I have almost a ten years experience with use cases. Alistair Cockburn’s book « Writting effective use cases » used to be my bible for years… but now, my preference tends to go to user stories model. And this is usually my recommendation to Agile Teams.

Why ?

  • User stories focus on what is really important
  • User stories are more appropriate for collaboration
  • User stories can perfectly be combined with UX activities (Personas, Storyboard, Wireframes):
    User stories + UX artifacts = Just enough

  • Jeff said,

    Thanks, very good article. Check out :

  • Jonathan Babcock » Blog Archive » Use Cases or User Stories? Read Up! said,

    […] UX points out “14 major differences” between use cases and user […]

  • gabriel solomon said,

    Congrats on a very well & structured article.
    I personally like users stories because it enables the client to get involved in the development of the project more, because the dev team will speak his language instead of a long specs document filled with terminology that he doesnt understand

  • Yvonne said,

    Thank you! I have had this discussion with developers, managers and interaction designers a few times. Your article supports my opinion exactly.

  • enolf said,

    « Use case is (too much) detailed ». Too much… What brings people to describe things that aren’t needed?

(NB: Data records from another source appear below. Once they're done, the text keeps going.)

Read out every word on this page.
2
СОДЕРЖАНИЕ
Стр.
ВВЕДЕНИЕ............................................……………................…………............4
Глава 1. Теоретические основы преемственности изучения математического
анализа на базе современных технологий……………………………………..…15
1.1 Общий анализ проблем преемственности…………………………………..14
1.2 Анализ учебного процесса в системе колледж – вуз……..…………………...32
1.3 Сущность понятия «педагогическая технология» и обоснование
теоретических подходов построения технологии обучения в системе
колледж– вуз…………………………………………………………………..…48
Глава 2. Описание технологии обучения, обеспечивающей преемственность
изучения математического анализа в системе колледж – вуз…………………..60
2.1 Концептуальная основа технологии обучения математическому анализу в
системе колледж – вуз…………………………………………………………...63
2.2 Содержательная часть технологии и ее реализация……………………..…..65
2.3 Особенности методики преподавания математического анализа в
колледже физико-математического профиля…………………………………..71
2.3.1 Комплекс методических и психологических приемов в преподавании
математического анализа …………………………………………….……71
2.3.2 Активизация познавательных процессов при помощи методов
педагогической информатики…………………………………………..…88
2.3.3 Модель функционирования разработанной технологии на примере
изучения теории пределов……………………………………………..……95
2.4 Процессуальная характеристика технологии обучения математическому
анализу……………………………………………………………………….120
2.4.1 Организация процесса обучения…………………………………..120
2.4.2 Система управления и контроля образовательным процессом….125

    « User stories are easier to maintain than a 150 pages Use cases Document ». Why would anyone need to write 150 pages?

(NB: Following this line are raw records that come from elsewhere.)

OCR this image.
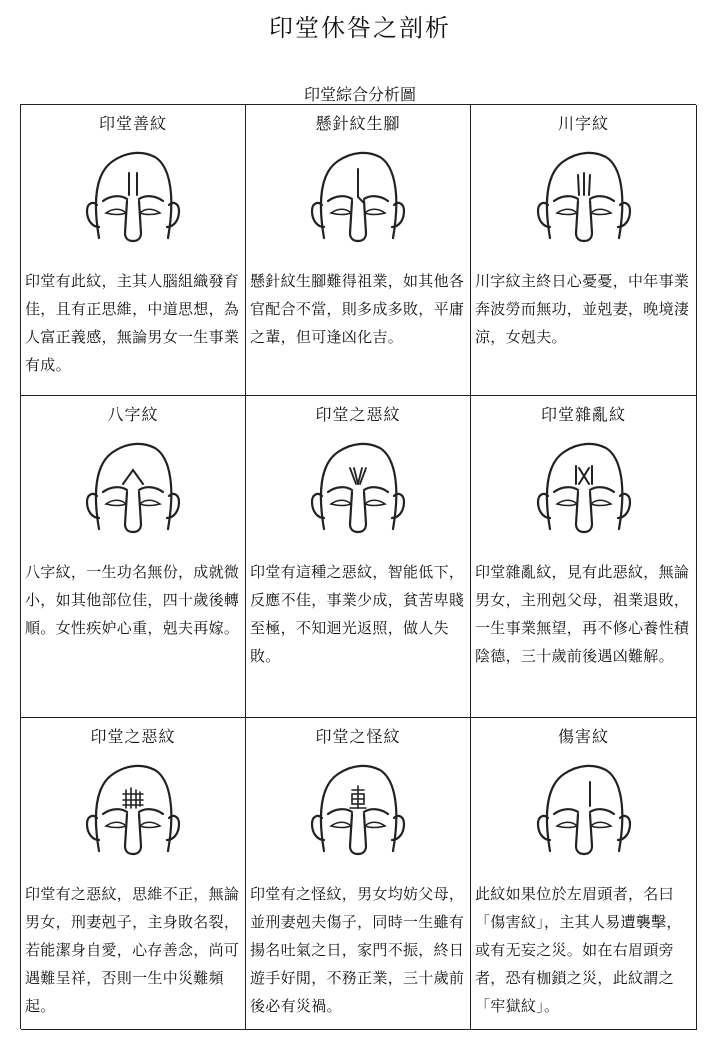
印堂休咎之剖析
印堂綜合分析圖
印堂善紋
印堂有此紋，主其人腦組織發育佳，且有正思維，中道思想，為人富正義感，無論男女一生事業有成。
懸針紋生腳
懸針紋生腳難得祖業，如其他各官配合不當，則多成多敗，平庸之輩，但可逢凶化吉。
川字紋
川字紋主終日心憂憂，中年事業奔波勞而無功，並剋妻，晚境淒涼，女剋夫。
八字紋
八字紋，一生功名無份，成就微小，如其他部位佳，四十歲後轉順。女性疾妒心重，剋夫再嫁。
印堂之惡紋
印堂有這種之惡紋，智能低下，反應不佳，事業少成，貧苦卑賤至極，不知迴光返照，做人失敗。
印堂雜亂紋
印堂雜亂紋，見有此惡紋，無論男女，主刑剋父母，祖業退敗，一生事業無望，再不修心養性積陰德，三十歲前後遇凶難解。
印堂之惡紋
印堂有之惡紋，思維不正，無論男女，刑妻剋子，主身敗名裂，若能潔身自愛，心存善念，尚可遇難呈祥，否則一生中災難頻起。
印堂之怪紋
印堂有之怪紋，男女均妨父母，並刑妻剋夫傷子，同時一生雖有揚名吐氣之日，家門不振，終日遊手好閒，不務正業，三十歲前後必有災禍。
傷害紋
此紋如果位於左眉頭者，名曰「傷害紋」，主其人易遭襲擊，或有无妄之災。如在右眉頭旁者，恐有枷鎖之災，此紋謂之「牢獄紋」。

    Sorry, but telling people they should do things the easy and simple way instead of the hard and complex way doesn’t add any valuable knowledge. It’s just preaching to the choir.

  • Historias de Usuario vs. Casos de Uso said,

    […] prácticas’ a la hora de crear historias de usuario en particular, me encontré con el estupendo post de Jean Claude Grosjean sobre las diferencias existentes entre un caso de uso y una historia de […]

  • Didia_Sc said,

    Using only US you will run into a problem of trace of requirements at their change in a course of working out of the big project (more than 3000 h/hours).

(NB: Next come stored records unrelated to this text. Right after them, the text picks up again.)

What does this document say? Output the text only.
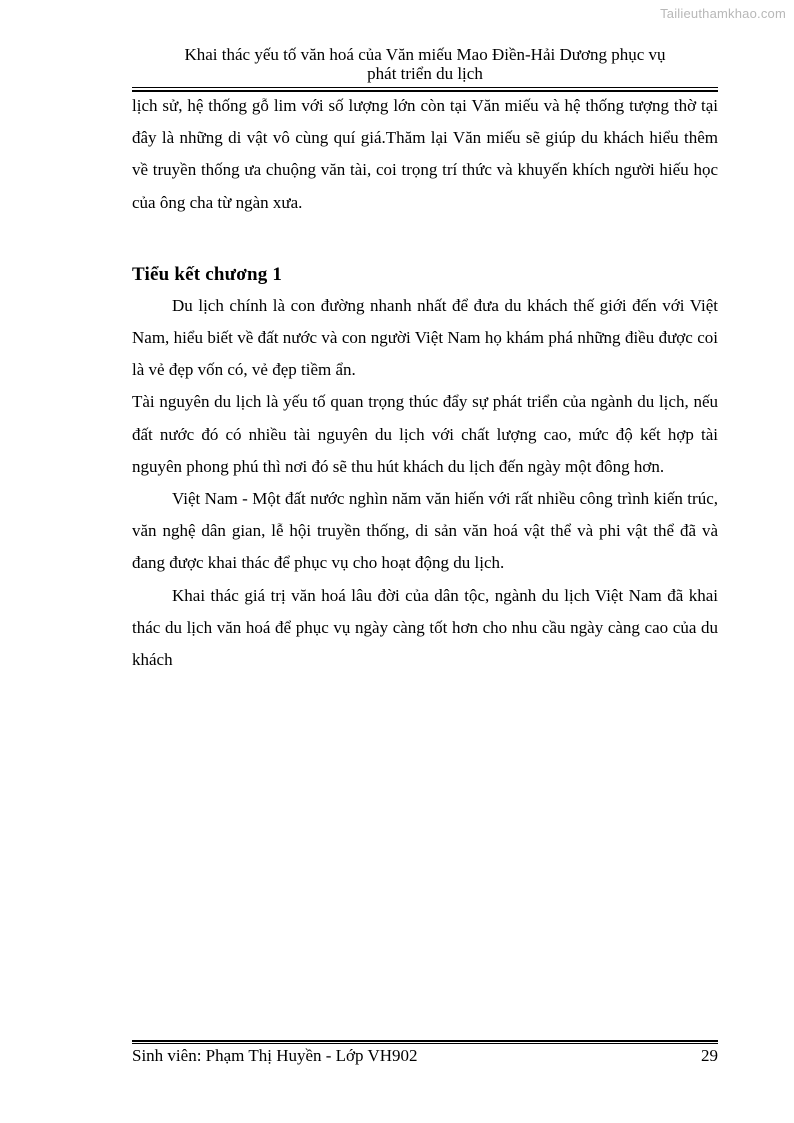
Tailieuthamkhao.com
Khai thác yếu tố văn hoá của Văn miếu Mao Điền-Hải Dương phục vụ
phát triển du lịch

lịch sử, hệ thống gỗ lim với số lượng lớn còn tại Văn miếu và hệ thống tượng thờ tại đây là những di vật vô cùng quí giá.Thăm lại Văn miếu sẽ giúp du khách hiểu thêm về truyền thống ưa chuộng văn tài, coi trọng trí thức và khuyến khích người hiếu học của ông cha từ ngàn xưa.

Tiểu kết chương 1

Du lịch chính là con đường nhanh nhất để đưa du khách thế giới đến với Việt Nam, hiểu biết về đất nước và con người Việt Nam họ khám phá những điều được coi là vẻ đẹp vốn có, vẻ đẹp tiềm ẩn.

Tài nguyên du lịch là yếu tố quan trọng thúc đẩy sự phát triển của ngành du lịch, nếu đất nước đó có nhiều tài nguyên du lịch với chất lượng cao, mức độ kết hợp tài nguyên phong phú thì nơi đó sẽ thu hút khách du lịch đến ngày một đông hơn.

Việt Nam - Một đất nước nghìn năm văn hiến với rất nhiều công trình kiến trúc, văn nghệ dân gian, lễ hội truyền thống, di sản văn hoá vật thể và phi vật thể đã và đang được khai thác để phục vụ cho hoạt động du lịch.

Khai thác giá trị văn hoá lâu đời của dân tộc, ngành du lịch Việt Nam đã khai thác du lịch văn hoá để phục vụ ngày càng tốt hơn cho nhu cầu ngày càng cao của du khách

Sinh viên: Phạm Thị Huyền - Lớp VH902	29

    Yes, you tell that the command is the keeper of knowledge but that will be if the employee in holiday, was ill or has left. Even worse if was ill and in holiday and has left 🙂

    What then to do?
    Who will recollect all nuances?


  • Brenda said,

    I completely disagree with the op’s conclusions. I’ve learned over and over that US’s are appropriate from the end user’s perspective, but sorely lacking from the developer’s perspective. It has been my experience that US’s require the developer to constantly go back to PM and ask questions whose answers would have been covered in a good UC… and when dealing with more junior developers, that usually results in discovering a big miss during testing.

  • David Draper said,

    Interesting perspective. Let me add a couple of (IMO) key differences:
    – User Stories are a work scheduling technique – we split user stories for the convenience of teams and let the team design a way for the user to achieve their goal.

    – Use Cases express the design of a system – a use case describes an interaction between actor and some system.

    Since they solve different problems they can be combined. I’ve worked with teams for whom the use-case was considered a valuable artefact describing the current state of the system. In this context we used user stories to schedule work; the work included designing the interactions and documenting as a use case.

  • jc-Qualitystreet said,

    @David: thanks for tour feedback. I also have teams that combine UC and US. It’s an option due to différent Level of granularity and, as you said, different purpose.